I cautiously boarded a Southwest Airlines flight from Austin to Phoenix last Thursday, two days after the horrific engine failure that took the life of Jennifer Riordan, a bank executive and mother of two. I quickly found myself a window seat like a normally do but this one was the second row, much closer to the front of the plane than I usually get. I guess more people were choosing aisle seats that week.
The story of the dramatic emergency landing by Navy veteran Tammi Jo Shults captured my attention and made me reflect on what it means to be a hero.
The news of the tragic event hit home for me since I have been flying on Southwest in window seats overlooking the engine numerous times this year. The details of how the plane was forced to make a harrowing and rapid descent after one of the engines exploded in midair was chilling to say the least.
Hero is a word that gets used a lot in the news today and is often associated with masculine acts of strength and bravery. Stereotypes and Google images bring up muscled men with capes.
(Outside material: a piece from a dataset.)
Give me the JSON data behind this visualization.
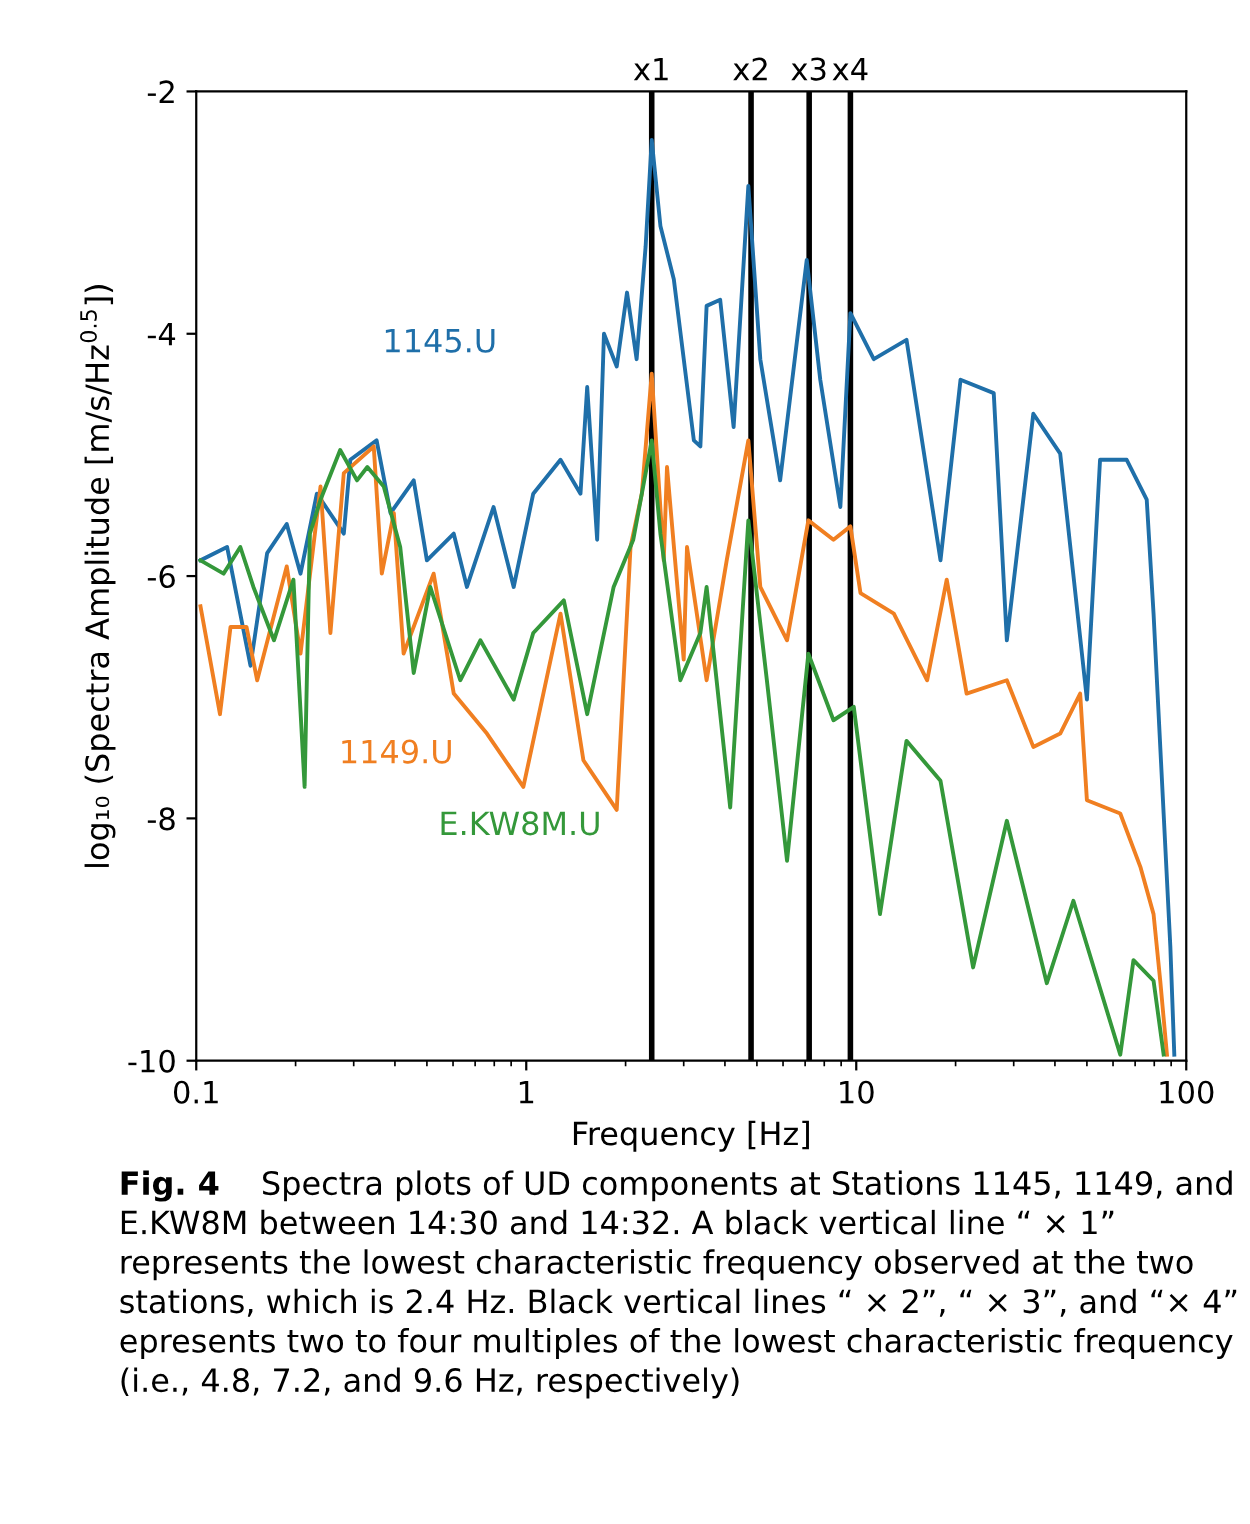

Stereotypes Shattered in desert wars and at 30,000 feet
My experience and observations on the battlefield during the first Persian Gulf war were that the women Army officers and non-commissioned officers (NCOs) I served with in the US Amy were rocks- strong and solid leaders who were calm under pressure and seemingly less agitated than their male counterparts.
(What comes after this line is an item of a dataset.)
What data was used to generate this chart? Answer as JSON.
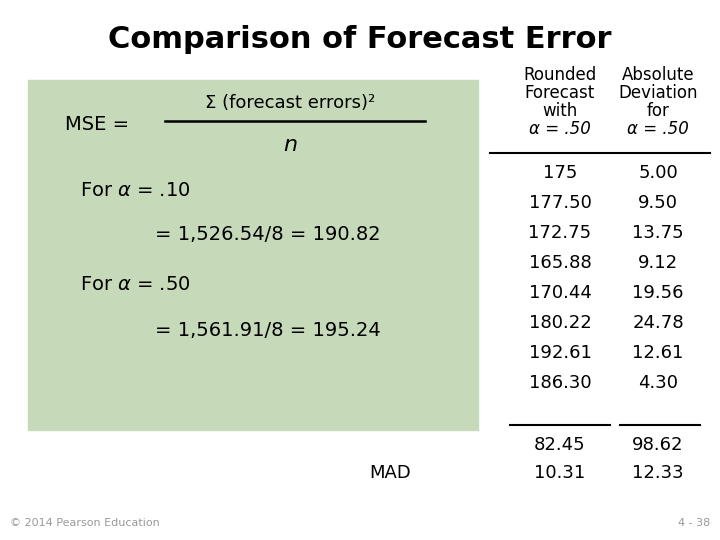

Last week, I was most impressed by the calm and collected voice of Southwest Captain Tammi Jo in comparison to the stressed and strained vocals of the man communicating with her from Air Traffic Control. The former F-18 fighter pilot was composed, steady and in control of the situation. Her skill, professionalism and “nerves of steel” were recorded for everyone to hear and I loved it!
And then there was Peggy Phillips, the confidence and self-assured Registered Nurse who performed over 20 minutes of CPR on the battered and severely injured Jennifer Riordan. There was no question, no hesitation- Peggy just launched into action doing what she was trained to do.
When praised and called heroes these woman replied that they were “simply doing their jobs”. These women were doing what they were trained to do, performing at the high standard they set for themselves.
Yes, Tammi Jo and Peggy did their jobs that day with the strength and the skill of true professionals. True heroines who were calm and steady and refreshingly humble.
Imagine a world without heroes. I can’t because I know too many strong, capable women. Women who are Mothers and above all else love, support and nurture their children. Women who make sacrifices to give their families the best that they can.
The Mothers I know may not be piloting a plane in an emergency landing but day in and day out they work their asses off and make a positive difference in their kid’s lives. Just like my Mom did for me and my siblings.
Mothers are Heroes. Women like my Mom, Virginia; my sister, Barbara; my niece, Heather; my sisters-in-law, Shanon and Katie and my dear friends Andrea and Marie. They all have and continue to impress me.
They are the unsung heroines of the never-ending drama and psychological thriller we know as life.
These heroes may not wear capes but I can visualize a large “S” across each of their chests. They are more than Super, they are Supreme.
The Super Hero Mothers I know and had the great honor of being raised by may not have piloted an F-18 or a Boeing 737 but they are masterfully navigating, guiding and steering their families under enormous amounts of stress, pressure and sometimes chaos.
It is these women that I deeply respect. It is to these heroes that I salute.
I thank Tammi Jo Shults and Peggy Phillips for their skills and bravery last week on Southwest flight 1380 for they have rekindled in me the passion and motivation to appreciate and recognize all the calm, steady and strong heroes in our midst.